I see that I last wrote on this topic just over two weeks ago. There was a four day holiday for the Jewish New Year and yesterday I started a ten day holiday for the 'Festival of Booths' (as it is quaintly called in English). I've been using this time to progress on the literature review, and indeed my aim is to complete a draft by the end of this holiday period which I can then send to my supervisor.
I was fairly bogged down at the start with the first section, ERP history and future, which has developed into a grab-bag of subjects. This has been written more in the style of the research proposal with many direct quotes from papers, but there is also a certain amount of discussion and criticism.
The second section deals with previous literature surveys: the research proposal mentioned two such surveys but ignored a third which I had printed but decided not to use. For the literature review, I greatly extended my coverage of the first two surveys (adding critical comments), included the third then found two more surveys which I read, included and reviewed.
The meat of the literature review is the third section devoted to case studies of ERP implementations. At first, this started very slowly but once I got going, I was completing one or two reviews a day, as well as finding more material for future review. This section was completed (at least, for the time being) yesterday with several reviews added: it now comprises reviews of 23 different papers along with a long conclusions section. There was actually a 24th paper, but I decided not to include this as it wasn't very recent and held virtually no relevant information.
I have now embarked on the fourth section of the review, which will discuss psychological factors. This is going to be problematic for me as I imagine that the papers will generally be more theoretical than practical. To get started, I reviewed two PhD theses about self-efficacy which I had already mentioned in the research proposal.
When I wrote the research proposal, I generally read only the introductions to all the papers and ignored the methodology; this time around, I am ignoring the introductions and reading closely the methodology sections. Thus one of the above theses was fairly easy to review as it discussed an experiment held in a university, whereas the second was very hard as it was based on interviews held with employees and was structured in a manner not amenable for extracting facts about self-efficacy.
I have printed an article on self efficacy which was published earlier this year; I'm going to read this shortly and hopefully will review it today. I have just found another recently published paper on self-efficacy which I will print tomorrow then review it. I find it very difficult to read papers when they are displayed on the screen: it's much easier to read printed copy, allowing one to go back and forth within the paper. On the other hand, I save everything as it's easy to find a passage, copy it from the original then paste it into my work (always acknowledging the source!).

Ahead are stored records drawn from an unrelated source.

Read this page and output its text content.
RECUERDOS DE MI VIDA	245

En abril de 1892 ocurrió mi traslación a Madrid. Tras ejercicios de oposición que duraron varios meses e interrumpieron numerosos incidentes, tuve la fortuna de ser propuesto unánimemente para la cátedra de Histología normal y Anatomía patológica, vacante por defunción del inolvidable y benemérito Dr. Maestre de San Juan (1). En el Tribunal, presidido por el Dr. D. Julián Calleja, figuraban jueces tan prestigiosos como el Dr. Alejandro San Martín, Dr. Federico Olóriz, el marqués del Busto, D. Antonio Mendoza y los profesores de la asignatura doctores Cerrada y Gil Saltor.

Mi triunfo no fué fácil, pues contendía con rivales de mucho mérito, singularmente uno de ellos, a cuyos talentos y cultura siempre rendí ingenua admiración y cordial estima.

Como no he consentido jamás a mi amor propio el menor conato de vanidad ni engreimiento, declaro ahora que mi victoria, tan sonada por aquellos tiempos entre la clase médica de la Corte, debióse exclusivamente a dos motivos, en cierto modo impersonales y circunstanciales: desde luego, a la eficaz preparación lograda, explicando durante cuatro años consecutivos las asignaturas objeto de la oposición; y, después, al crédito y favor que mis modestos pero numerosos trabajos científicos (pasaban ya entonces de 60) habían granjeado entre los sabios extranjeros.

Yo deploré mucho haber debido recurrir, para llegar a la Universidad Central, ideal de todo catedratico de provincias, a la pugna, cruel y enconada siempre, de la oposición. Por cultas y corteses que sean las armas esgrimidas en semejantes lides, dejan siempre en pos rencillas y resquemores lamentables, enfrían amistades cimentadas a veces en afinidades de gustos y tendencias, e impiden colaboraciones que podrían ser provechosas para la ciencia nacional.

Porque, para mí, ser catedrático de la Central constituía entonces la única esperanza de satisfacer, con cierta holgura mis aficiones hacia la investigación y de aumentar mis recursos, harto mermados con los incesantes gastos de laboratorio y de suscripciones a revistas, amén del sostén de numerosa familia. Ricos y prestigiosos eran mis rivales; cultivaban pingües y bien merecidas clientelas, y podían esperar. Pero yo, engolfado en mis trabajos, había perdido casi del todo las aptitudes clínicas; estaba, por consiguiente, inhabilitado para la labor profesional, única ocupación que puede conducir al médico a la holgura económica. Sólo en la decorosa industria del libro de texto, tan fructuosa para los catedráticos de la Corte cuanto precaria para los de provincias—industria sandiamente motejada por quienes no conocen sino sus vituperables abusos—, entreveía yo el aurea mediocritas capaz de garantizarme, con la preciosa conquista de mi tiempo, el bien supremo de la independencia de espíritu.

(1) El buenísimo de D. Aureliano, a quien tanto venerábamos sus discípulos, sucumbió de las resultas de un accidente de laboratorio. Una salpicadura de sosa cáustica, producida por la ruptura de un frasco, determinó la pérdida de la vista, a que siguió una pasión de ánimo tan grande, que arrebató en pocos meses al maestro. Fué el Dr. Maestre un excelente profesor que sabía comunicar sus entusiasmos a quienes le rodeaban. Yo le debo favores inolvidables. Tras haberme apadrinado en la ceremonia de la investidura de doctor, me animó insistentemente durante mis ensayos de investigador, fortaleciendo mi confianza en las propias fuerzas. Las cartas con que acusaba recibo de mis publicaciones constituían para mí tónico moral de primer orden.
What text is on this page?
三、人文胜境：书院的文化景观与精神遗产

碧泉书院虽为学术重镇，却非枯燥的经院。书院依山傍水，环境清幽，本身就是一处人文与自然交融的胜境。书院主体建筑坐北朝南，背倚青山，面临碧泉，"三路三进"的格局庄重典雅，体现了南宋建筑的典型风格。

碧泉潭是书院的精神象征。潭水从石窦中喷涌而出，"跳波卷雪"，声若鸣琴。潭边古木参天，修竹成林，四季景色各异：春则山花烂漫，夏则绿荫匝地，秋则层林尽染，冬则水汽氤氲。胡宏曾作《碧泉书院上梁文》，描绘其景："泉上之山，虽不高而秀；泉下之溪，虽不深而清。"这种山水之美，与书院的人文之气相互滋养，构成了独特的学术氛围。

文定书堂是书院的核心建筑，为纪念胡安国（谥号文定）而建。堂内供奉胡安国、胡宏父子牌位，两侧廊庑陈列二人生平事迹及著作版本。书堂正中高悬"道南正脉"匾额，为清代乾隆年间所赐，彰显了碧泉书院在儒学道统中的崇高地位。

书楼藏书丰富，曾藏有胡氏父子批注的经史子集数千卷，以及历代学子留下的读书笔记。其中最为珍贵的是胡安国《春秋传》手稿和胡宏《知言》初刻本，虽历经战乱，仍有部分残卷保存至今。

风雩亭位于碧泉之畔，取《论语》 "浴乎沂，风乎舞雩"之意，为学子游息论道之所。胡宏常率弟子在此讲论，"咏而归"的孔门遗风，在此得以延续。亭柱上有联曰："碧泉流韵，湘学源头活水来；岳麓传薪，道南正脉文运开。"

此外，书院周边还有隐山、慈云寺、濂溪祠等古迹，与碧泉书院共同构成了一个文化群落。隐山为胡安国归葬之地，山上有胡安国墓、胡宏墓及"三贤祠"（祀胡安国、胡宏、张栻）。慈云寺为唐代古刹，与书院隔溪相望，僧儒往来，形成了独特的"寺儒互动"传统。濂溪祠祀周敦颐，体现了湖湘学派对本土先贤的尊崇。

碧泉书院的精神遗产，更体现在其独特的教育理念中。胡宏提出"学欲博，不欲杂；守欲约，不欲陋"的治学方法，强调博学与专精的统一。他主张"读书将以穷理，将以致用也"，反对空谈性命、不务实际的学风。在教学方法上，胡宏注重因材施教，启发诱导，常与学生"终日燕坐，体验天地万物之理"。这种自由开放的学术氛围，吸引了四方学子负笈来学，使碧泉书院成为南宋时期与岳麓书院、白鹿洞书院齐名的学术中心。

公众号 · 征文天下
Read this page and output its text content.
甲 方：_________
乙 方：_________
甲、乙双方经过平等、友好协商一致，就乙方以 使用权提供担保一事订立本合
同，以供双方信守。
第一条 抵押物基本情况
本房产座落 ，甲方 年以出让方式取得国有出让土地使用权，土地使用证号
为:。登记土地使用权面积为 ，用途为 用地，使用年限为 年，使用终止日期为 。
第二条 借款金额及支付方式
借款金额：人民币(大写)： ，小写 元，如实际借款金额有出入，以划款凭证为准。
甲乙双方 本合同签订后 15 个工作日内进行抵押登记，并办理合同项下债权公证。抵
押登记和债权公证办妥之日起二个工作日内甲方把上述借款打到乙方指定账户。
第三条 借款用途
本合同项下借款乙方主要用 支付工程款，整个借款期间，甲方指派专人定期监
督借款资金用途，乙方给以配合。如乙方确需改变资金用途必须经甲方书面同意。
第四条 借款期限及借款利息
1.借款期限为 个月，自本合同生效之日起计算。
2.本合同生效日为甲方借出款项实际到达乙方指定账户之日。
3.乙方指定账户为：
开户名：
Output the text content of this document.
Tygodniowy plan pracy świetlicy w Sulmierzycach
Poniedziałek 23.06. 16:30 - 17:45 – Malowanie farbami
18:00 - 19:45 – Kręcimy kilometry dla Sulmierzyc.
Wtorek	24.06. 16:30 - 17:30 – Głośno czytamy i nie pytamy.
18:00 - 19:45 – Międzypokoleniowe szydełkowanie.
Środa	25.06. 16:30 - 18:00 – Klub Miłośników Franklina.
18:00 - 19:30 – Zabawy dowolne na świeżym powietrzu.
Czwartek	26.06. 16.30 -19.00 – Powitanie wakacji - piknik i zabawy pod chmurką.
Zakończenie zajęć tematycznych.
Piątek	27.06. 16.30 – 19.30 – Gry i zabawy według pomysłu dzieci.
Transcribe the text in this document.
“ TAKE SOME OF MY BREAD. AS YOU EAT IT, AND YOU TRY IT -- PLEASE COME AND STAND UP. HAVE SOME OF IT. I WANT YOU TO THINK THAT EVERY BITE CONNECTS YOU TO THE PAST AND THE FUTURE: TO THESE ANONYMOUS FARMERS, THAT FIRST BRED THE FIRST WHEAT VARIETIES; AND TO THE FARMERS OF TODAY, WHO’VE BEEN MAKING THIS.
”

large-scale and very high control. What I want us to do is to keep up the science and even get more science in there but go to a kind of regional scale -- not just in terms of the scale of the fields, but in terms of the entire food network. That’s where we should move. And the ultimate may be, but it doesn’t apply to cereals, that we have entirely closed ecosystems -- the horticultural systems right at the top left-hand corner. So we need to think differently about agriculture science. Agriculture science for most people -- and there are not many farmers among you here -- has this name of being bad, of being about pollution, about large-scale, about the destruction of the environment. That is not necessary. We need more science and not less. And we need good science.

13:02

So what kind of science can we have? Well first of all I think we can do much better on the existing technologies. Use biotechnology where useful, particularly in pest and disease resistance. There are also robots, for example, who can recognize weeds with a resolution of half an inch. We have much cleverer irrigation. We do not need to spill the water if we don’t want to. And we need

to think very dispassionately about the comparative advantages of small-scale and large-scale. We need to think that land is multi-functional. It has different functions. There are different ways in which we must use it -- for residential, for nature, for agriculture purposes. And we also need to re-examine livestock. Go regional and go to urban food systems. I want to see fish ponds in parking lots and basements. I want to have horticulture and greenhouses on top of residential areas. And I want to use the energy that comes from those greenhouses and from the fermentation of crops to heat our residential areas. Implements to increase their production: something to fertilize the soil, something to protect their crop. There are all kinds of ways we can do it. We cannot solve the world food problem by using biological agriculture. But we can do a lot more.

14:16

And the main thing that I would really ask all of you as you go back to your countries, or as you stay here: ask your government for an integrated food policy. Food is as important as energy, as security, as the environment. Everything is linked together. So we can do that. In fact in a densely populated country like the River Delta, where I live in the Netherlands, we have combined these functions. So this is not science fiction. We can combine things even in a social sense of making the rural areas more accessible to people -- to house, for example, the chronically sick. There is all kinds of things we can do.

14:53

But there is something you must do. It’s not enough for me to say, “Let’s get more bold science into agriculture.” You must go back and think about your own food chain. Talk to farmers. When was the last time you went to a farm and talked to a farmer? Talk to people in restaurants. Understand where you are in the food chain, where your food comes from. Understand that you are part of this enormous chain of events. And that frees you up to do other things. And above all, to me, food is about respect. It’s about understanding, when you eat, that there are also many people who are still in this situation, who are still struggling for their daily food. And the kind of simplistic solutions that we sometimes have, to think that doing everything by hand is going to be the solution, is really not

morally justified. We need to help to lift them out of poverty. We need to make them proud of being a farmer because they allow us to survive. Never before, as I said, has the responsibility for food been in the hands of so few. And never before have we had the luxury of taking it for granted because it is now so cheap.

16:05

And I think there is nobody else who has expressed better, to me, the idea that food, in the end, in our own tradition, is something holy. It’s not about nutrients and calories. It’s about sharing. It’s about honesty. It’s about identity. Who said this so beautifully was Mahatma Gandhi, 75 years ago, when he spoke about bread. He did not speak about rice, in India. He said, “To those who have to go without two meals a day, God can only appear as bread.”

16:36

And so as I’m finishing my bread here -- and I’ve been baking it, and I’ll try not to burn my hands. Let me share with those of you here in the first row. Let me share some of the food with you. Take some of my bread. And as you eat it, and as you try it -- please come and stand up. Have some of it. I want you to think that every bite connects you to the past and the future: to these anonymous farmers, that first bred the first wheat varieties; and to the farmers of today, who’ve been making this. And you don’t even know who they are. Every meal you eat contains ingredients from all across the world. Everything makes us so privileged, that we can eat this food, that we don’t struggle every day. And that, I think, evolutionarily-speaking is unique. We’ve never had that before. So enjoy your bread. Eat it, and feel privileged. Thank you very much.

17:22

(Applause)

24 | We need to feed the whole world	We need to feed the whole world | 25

I received an intriguing letter from the university a week ago: someone in Israel wants to enroll in the DBA programme and asked whether there were other students here. I contacted him and tried to explain as much as possible, trying also to gauge what his motives are. The doctorate is a long and lonely path which requires time and commitment, and I wanted him to make sure that he had the necessary time and commitment. I know that he sent off his application form the other day but I doubt that I'll be hearing from him for a few months until the new semester starts. It will be nice to mentor someone.